What is Primary Progressive Aphasia
Primary progressive aphasia (PPA) is a neurodegenerative syndrome characterized by progressive deterioration of language abilities that occurs in relative isolation from other cognitive functions, primarily affecting the language network of the left hemisphere. 1
Core Defining Features
PPA is diagnosed when three essential criteria are met 2:
- Language impairment (aphasia) that interferes with word usage or comprehension must be present
- Progressive neurodegenerative course must be documented through neurological workup
- Relative isolation of language deficits without equivalent impairments in behavior, personality, or episodic memory for recent events in the initial stages 1, 2
The disease starts with word-finding difficulties (anomia) and can progress to affect grammatical structure and language comprehension, while memory, visual processing, and personality remain relatively preserved until advanced stages 3.
Three Clinical Variants
PPA manifests in three distinct clinical variants, each with characteristic features 1, 4:
Semantic Variant (svPPA)
- Core deficit: Loss of word meaning and difficulties in word retrieval 1
- Underlying pathology: Frontotemporal lobar degeneration with TDP-43 type C proteinopathy 1
- Speech characteristics: Fluent speech output with impaired comprehension 5
Non-fluent/Agrammatic Variant (nfvPPA)
- Core deficit: Apraxia of speech and/or grammatical difficulties (agrammatism) 1
- Underlying pathology: Frontotemporal lobar degeneration, typically primary tauopathy such as progressive supranuclear palsy or corticobasal degeneration 1
- Speech characteristics: Non-fluent speech output with motor speech planning deficits 1
Logopenic Variant (lvPPA)
- Core deficit: Word-finding difficulties with preserved word meaning but impaired phonological working memory 1
- Underlying pathology: Alzheimer's disease pathology 1
- Speech characteristics: Slow speech with word retrieval pauses but intact grammar 5
Neuroanatomical Pattern
The disease shows selective predilection for the left hemisphere language-related cortices, with specific atrophy patterns distinguishing each variant 2. Recent imaging studies demonstrate that patients with logopenic PPA show particularly prominent atrophy in the left superior temporal sulcus, superior temporal gyrus, and fusiform gyrus compared to other neurodegenerative conditions 6.

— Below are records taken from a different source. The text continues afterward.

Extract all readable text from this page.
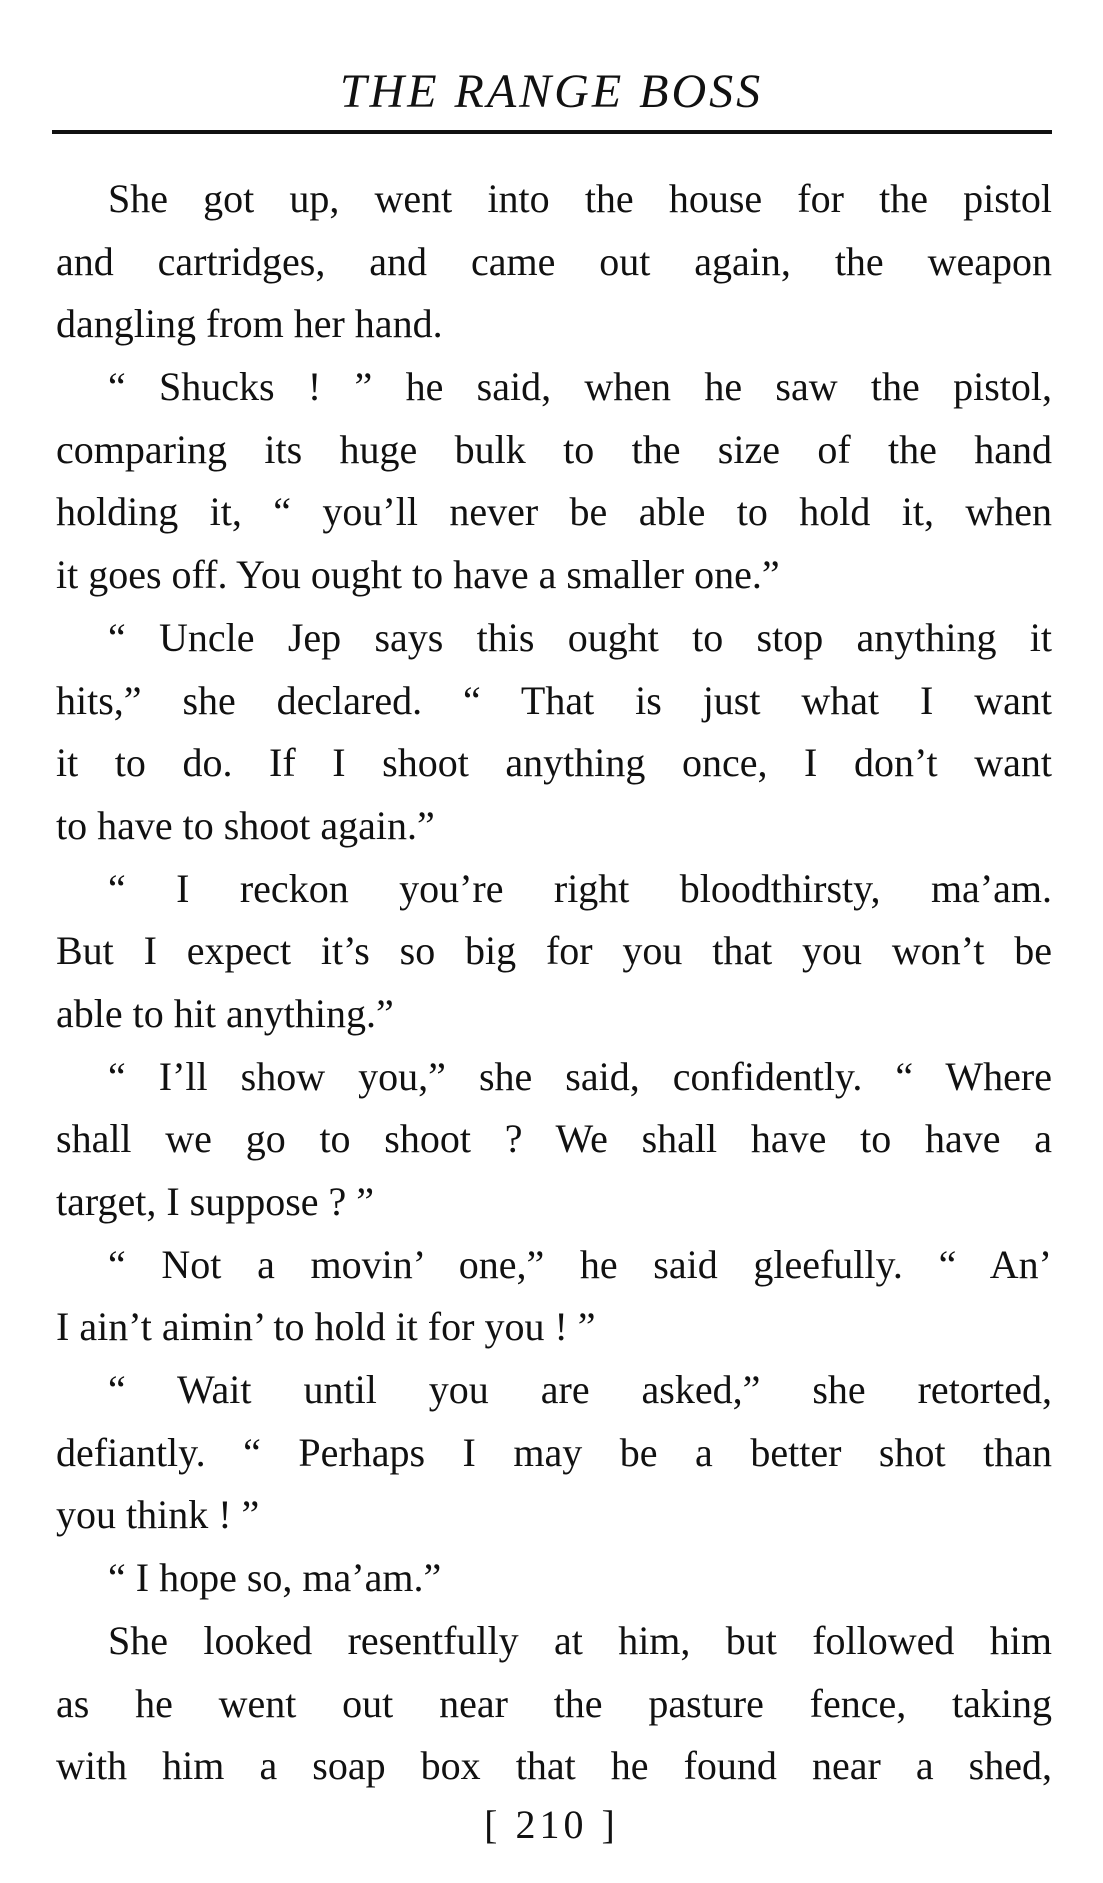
THE RANGE BOSS
She got up, went into the house for the pistol
and cartridges, and came out again, the weapon
dangling from her hand.
“ Shucks ! ” he said, when he saw the pistol,
comparing its huge bulk to the size of the hand
holding it, “ you’ll never be able to hold it, when
it goes off. You ought to have a smaller one.”
“ Uncle Jep says this ought to stop anything it
hits,” she declared. “ That is just what I want
it to do. If I shoot anything once, I don’t want
to have to shoot again.”
“ I reckon you’re right bloodthirsty, ma’am.
But I expect it’s so big for you that you won’t be
able to hit anything.”
“ I’ll show you,” she said, confidently. “ Where
shall we go to shoot ? We shall have to have a
target, I suppose ? ”
“ Not a movin’ one,” he said gleefully. “ An’
I ain’t aimin’ to hold it for you ! ”
“ Wait until you are asked,” she retorted,
defiantly. “ Perhaps I may be a better shot than
you think ! ”
“ I hope so, ma’am.”
She looked resentfully at him, but followed him
as he went out near the pasture fence, taking
with him a soap box that he found near a shed,
[ 210 ]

Disease Course and Prognosis
PPA follows a progressive neurodegenerative course 1. The language impairment begins in relative isolation but eventually progresses to affect other cognitive domains in advanced stages 3. The rate and pattern of progression vary by variant and underlying pathology 4.
Impact on Patients
Patients with PPA prioritize functional communication outcomes over linguistic precision, with five core concerns identified 1:
- Participating in conversations with family and friends
- Getting words out
- Being more fluent
- Conveying messages by any means
- Understanding what others say
Critical Clinical Pitfall
A common diagnostic error is confusing PPA with typical Alzheimer's disease or frontotemporal dementia 3. The key distinguishing feature is the relative preservation of memory for recent events and personality in early PPA, despite poor performance on verbally-mediated memory tests due to the language impairment itself 2.